Some students find that their ideal way to spend Spring Break is serving others by taking part in the Alternative Spring Break Program.
"It's a life-changing experience," said Ashley Withington, a senior landscape architecture major.
Withington is a site leader for a group that is taking a trip to Panama this spring.
The focus of the group going to Panama is to work on building a deck for a restaurant in a small community and help build a trail in hope to draw in tourists and pull the community out of poverty.
Alternative Spring Break was created for students to provide different services in exchange for education about current social and cultural issues facing the host communities.
"Alternative Spring Break gives students a genuine service experience and a chance to make lifelong friends," said Jen Johnson, assistant director for Volunteer and Community Programs.
Each trip focuses on different types of community service activities that directly aid the community where they are working. Johnson said each trip includes 30 to 50 hours of community service and the rest of the time is spent on various fun activities and interacting with the community.
"The trips have a cross-cultural component," Johnson said. "You learn a lot about the people, culture, and for international trips, the language."
Trips in the past have focused on a variety of different social and cultural issues facing the community such as hunger, HIV and AIDS, housing, homelessness and the environment.
About 100 students participate in the Alternative Spring Break trips.

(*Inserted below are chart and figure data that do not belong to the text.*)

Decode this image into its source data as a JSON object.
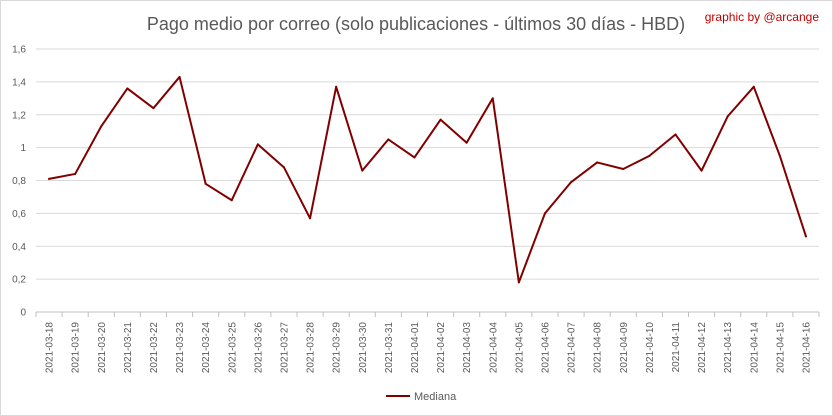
{
  "chart_data": {
    "type": "line",
    "title": "Pago medio por correo (solo publicaciones - últimos 30 días - HBD)",
    "credit": "graphic by @arcange",
    "xlabel": "",
    "ylabel": "",
    "ylim": [
      0,
      1.6
    ],
    "yticks": [
      "0",
      "0,2",
      "0,4",
      "0,6",
      "0,8",
      "1",
      "1,2",
      "1,4",
      "1,6"
    ],
    "grid": "horizontal",
    "legend_position": "bottom",
    "categories": [
      "2021-03-18",
      "2021-03-19",
      "2021-03-20",
      "2021-03-21",
      "2021-03-22",
      "2021-03-23",
      "2021-03-24",
      "2021-03-25",
      "2021-03-26",
      "2021-03-27",
      "2021-03-28",
      "2021-03-29",
      "2021-03-30",
      "2021-03-31",
      "2021-04-01",
      "2021-04-02",
      "2021-04-03",
      "2021-04-04",
      "2021-04-05",
      "2021-04-06",
      "2021-04-07",
      "2021-04-08",
      "2021-04-09",
      "2021-04-10",
      "2021-04-11",
      "2021-04-12",
      "2021-04-13",
      "2021-04-14",
      "2021-04-15",
      "2021-04-16"
    ],
    "series": [
      {
        "name": "Mediana",
        "values": [
          0.81,
          0.84,
          1.13,
          1.36,
          1.24,
          1.43,
          0.78,
          0.68,
          1.02,
          0.88,
          0.57,
          1.37,
          0.86,
          1.05,
          0.94,
          1.17,
          1.03,
          1.3,
          0.18,
          0.6,
          0.79,
          0.91,
          0.87,
          0.95,
          1.08,
          0.86,
          1.19,
          1.37,
          0.95,
          0.46
        ]
      }
    ]
  },
  "colors": {
    "series": "#800000",
    "credit": "#c00000",
    "grid": "#d9d9d9",
    "axis": "#bfbfbf",
    "text": "#595959"
  }
}
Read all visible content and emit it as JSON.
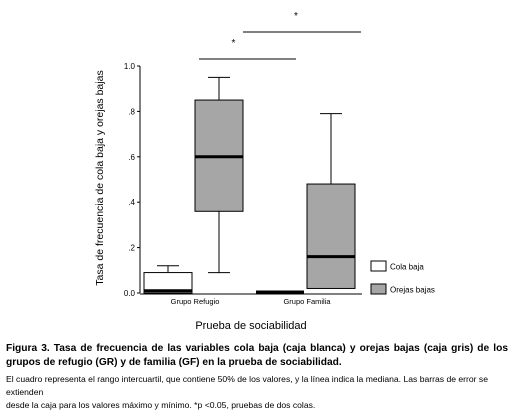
{
  "chart_data": {
    "type": "boxplot",
    "ylabel": "Tasa de frecuencia de cola baja y orejas bajas",
    "xlabel": "Prueba de sociabilidad",
    "ylim": [
      0,
      1.0
    ],
    "yticks": [
      {
        "value": 0.0,
        "label": "0.0"
      },
      {
        "value": 0.2,
        "label": ".2"
      },
      {
        "value": 0.4,
        "label": ".4"
      },
      {
        "value": 0.6,
        "label": ".6"
      },
      {
        "value": 0.8,
        "label": ".8"
      },
      {
        "value": 1.0,
        "label": "1.0"
      }
    ],
    "categories": [
      "Grupo Refugio",
      "Grupo Familia"
    ],
    "series": [
      {
        "name": "Cola baja",
        "color": "#ffffff",
        "boxes": [
          {
            "category": "Grupo Refugio",
            "min": 0.0,
            "q1": 0.0,
            "median": 0.01,
            "q3": 0.09,
            "max": 0.12
          },
          {
            "category": "Grupo Familia",
            "min": 0.0,
            "q1": 0.0,
            "median": 0.0,
            "q3": 0.0,
            "max": 0.0
          }
        ]
      },
      {
        "name": "Orejas bajas",
        "color": "#a6a6a6",
        "boxes": [
          {
            "category": "Grupo Refugio",
            "min": 0.09,
            "q1": 0.36,
            "median": 0.6,
            "q3": 0.85,
            "max": 0.95
          },
          {
            "category": "Grupo Familia",
            "min": 0.02,
            "q1": 0.02,
            "median": 0.16,
            "q3": 0.48,
            "max": 0.79
          }
        ]
      }
    ],
    "significance": [
      {
        "label": "*"
      },
      {
        "label": "*"
      }
    ],
    "legend": {
      "position": "right"
    }
  },
  "caption": {
    "title": "Figura 3. Tasa de frecuencia de las variables cola baja (caja blanca) y orejas bajas (caja gris) de los grupos de refugio (GR) y de familia (GF) en la prueba de sociabilidad.",
    "line1": "El cuadro representa el rango intercuartil, que contiene 50% de los valores, y la línea indica la mediana. Las barras de error se extienden",
    "line2": "desde la caja para los valores máximo y mínimo. *p <0.05, pruebas de dos colas."
  }
}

Each trip includes two student site leaders and eight participants.
Past trips have included Colorado, New York, Washington, California, New Mexico, Wyoming, Illinois, Oregon, Arizona, Washington D.C., Texas, South Dakota and Minnesota.
"I think Alternative Spring Break is good because it gives students a chance to do something productive and give back to the community," said Ryan Feild, a sophomore Biological Science major.
Created in 1989, the program gives students a hands-on, experimental learning experience during Thanksgiving and spring breaks.
There are three different ways to participate in Alternative Spring Break. These include trip participants, site leaders and executive board members.
Students wishing to be a trip participant are required to fill out an application with the Student Leadership and Civic Engagement (SLCE) office in the fall.
Site leaders must commit to a full year with the program, starting the application process in the spring and go through a 15-week Site Leader School. Executive board members are designed to help the site leaders with the recruitment and training programs.
"It's a great experience," Withington said. "Once you do it, you get hooked."